For the mainstream business community, the issue driving reform is the U.S.' nominal 35% tax rate on corporate profits—the highest among advanced industrial countries. Switzerland, Ireland and Germany, for instance, have tax rates of 15% or less.
But there is less to those nominal rates than meets the eye, especially in the healthcare sector. Health insurers, for-profit hospital chains and other providers, drug and devicemakers, distributors and suppliers pay very different effective tax rates depending on the nature of their business.
For most healthcare providers, corporate taxes are not a major issue. About 80% of hospital capacity is housed in not-for-profit organizations and most non-salaried physicians are not incorporated.

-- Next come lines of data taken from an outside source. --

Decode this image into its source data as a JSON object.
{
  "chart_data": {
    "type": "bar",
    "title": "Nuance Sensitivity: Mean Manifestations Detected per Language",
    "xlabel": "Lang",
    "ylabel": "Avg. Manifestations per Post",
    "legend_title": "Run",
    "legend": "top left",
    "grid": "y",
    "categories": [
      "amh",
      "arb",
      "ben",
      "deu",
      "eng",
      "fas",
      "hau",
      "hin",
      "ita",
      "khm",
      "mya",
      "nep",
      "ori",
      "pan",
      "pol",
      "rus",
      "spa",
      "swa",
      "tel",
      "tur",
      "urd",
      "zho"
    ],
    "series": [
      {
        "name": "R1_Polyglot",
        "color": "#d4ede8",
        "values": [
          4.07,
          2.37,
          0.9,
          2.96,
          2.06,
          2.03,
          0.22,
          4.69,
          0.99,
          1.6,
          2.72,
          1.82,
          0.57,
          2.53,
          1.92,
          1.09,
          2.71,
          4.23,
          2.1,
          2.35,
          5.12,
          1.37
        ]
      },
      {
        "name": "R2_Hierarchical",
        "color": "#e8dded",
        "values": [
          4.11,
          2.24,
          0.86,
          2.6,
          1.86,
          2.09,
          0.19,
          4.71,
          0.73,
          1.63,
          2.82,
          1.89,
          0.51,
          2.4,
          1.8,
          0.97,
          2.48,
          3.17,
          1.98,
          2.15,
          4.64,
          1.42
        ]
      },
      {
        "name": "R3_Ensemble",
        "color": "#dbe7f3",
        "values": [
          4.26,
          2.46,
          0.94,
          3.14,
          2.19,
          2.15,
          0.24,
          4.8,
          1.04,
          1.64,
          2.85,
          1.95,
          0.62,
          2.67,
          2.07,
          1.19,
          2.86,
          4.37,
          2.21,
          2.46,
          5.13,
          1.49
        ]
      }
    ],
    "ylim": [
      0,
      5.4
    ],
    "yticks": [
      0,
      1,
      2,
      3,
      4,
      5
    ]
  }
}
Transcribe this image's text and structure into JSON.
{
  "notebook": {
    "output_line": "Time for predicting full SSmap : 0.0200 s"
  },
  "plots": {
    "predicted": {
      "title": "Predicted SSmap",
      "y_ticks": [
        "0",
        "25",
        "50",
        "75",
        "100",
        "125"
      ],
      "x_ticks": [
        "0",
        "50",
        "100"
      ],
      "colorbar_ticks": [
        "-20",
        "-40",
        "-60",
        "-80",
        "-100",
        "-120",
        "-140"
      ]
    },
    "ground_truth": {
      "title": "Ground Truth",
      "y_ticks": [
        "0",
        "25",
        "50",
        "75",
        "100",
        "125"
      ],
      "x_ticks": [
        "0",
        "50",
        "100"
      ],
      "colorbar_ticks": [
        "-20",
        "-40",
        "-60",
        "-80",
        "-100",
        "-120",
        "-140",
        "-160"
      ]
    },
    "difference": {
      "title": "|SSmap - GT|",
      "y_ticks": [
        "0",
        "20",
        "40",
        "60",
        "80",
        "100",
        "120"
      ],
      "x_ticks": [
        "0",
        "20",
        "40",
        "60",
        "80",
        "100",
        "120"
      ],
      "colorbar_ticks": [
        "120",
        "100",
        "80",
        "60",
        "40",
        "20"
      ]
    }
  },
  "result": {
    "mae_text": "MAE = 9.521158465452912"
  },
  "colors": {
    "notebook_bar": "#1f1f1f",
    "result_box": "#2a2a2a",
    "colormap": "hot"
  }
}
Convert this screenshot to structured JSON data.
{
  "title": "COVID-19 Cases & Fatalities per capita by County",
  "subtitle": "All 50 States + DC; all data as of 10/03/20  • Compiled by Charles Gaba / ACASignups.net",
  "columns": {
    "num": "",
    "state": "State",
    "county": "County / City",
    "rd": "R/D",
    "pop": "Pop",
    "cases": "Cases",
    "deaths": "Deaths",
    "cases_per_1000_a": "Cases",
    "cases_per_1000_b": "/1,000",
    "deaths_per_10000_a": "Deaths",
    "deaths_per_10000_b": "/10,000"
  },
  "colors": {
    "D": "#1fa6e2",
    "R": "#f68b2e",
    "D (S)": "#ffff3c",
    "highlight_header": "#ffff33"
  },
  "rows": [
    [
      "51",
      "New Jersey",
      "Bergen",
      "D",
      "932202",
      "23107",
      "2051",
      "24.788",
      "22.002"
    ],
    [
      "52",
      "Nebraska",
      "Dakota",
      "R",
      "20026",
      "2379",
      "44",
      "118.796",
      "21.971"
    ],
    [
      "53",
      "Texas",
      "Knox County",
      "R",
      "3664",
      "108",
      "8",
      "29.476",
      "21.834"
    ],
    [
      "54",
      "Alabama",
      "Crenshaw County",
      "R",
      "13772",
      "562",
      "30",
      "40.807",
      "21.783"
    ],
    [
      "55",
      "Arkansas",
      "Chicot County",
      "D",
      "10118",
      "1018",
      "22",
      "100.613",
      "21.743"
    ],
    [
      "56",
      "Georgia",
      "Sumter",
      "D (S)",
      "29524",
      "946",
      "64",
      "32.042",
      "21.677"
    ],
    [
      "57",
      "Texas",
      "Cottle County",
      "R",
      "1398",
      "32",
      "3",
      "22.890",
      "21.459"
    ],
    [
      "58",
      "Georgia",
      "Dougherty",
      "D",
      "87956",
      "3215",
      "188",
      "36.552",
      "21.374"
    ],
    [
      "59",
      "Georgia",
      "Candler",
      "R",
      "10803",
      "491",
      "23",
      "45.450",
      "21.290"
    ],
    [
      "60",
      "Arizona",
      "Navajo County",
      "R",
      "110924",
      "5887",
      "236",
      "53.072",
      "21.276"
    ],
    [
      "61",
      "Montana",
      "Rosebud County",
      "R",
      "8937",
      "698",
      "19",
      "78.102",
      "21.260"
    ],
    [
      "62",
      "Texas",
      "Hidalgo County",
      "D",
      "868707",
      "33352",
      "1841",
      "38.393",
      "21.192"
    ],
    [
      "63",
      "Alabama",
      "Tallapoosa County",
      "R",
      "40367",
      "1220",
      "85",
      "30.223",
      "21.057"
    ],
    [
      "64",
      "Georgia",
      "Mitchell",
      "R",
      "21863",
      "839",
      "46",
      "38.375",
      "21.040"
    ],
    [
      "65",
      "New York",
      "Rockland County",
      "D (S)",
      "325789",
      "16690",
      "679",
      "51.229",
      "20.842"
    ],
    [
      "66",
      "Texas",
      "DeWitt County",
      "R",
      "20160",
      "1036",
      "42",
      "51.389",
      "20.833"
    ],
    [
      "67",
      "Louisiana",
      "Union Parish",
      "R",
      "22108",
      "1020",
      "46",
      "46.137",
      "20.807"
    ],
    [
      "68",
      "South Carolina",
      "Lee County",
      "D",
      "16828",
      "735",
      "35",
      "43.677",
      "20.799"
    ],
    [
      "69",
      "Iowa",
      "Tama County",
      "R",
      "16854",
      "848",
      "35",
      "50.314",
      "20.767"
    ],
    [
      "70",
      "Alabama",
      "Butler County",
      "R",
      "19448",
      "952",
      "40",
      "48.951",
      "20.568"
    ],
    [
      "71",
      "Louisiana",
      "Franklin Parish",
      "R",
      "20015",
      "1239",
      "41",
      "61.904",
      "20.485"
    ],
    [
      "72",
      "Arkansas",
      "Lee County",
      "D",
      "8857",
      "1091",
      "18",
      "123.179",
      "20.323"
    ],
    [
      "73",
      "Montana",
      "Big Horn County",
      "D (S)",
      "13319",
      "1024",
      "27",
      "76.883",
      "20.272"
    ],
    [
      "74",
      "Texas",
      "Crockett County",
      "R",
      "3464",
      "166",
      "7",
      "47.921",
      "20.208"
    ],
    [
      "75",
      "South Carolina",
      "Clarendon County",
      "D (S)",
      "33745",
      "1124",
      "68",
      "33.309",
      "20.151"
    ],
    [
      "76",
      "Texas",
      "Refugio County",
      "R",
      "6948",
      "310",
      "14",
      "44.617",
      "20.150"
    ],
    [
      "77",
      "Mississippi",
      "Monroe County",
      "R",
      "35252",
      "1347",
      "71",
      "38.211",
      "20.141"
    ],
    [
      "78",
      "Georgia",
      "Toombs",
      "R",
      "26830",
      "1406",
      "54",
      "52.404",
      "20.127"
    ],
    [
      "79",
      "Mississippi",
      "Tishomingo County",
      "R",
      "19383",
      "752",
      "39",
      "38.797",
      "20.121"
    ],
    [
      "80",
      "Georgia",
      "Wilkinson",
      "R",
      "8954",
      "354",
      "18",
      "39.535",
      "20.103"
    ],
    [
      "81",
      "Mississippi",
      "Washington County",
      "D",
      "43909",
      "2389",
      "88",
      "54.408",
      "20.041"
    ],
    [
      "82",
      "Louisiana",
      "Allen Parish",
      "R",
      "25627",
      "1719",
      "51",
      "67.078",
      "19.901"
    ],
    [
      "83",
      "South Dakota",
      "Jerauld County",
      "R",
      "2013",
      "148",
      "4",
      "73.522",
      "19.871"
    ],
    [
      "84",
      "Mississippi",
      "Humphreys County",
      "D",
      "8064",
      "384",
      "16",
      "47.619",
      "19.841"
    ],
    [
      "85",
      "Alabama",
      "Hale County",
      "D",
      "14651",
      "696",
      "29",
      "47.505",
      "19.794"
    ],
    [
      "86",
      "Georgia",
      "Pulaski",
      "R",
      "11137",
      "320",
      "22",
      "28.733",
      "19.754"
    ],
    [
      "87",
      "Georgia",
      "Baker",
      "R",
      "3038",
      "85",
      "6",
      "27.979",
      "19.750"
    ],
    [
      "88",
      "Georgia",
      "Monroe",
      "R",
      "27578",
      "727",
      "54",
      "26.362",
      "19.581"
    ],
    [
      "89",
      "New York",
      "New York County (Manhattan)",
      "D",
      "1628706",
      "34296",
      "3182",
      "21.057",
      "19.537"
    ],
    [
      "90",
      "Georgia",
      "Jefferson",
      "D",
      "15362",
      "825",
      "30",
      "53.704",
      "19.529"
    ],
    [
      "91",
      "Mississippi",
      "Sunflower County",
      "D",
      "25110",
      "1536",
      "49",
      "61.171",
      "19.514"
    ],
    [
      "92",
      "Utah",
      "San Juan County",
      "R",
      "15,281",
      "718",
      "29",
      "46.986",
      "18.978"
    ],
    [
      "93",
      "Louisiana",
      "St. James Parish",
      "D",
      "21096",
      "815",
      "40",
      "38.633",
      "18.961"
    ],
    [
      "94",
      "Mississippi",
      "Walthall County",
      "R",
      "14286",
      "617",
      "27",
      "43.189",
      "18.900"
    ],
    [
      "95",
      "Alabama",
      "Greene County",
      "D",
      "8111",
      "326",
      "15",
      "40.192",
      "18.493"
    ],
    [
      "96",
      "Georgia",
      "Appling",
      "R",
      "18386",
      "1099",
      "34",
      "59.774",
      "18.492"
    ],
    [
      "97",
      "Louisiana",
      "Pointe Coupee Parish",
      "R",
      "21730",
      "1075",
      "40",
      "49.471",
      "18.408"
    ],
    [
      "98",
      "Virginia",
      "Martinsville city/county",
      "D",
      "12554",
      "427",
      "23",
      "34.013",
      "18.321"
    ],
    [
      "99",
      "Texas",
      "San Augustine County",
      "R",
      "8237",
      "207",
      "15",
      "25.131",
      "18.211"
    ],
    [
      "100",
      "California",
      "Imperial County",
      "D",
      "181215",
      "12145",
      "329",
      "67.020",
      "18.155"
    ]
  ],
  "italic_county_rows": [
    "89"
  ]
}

But for the rest of the for-profit healthcare sector whose operations are almost entirely domestic—think hospital chains, post-acute-care provider chains, pharmacy retailers and supply distributors, for instance—high nominal tax rates matter a lot. They have small research and development budgets and are labor-intensive, not capital-intensive.
Drug, device and medical-equipment firms, on the other hand, tend to have global operations and sales. They spend up to 20% of their total budgets on researching new products. Their manufacturing processes usually require lots of capital equipment.
The current tax code provides numerous advantages for these globally oriented firms. It gives special tax breaks for R&D and capital investment. The code also doesn't tax overseas profits until they are repatriated to the U.S.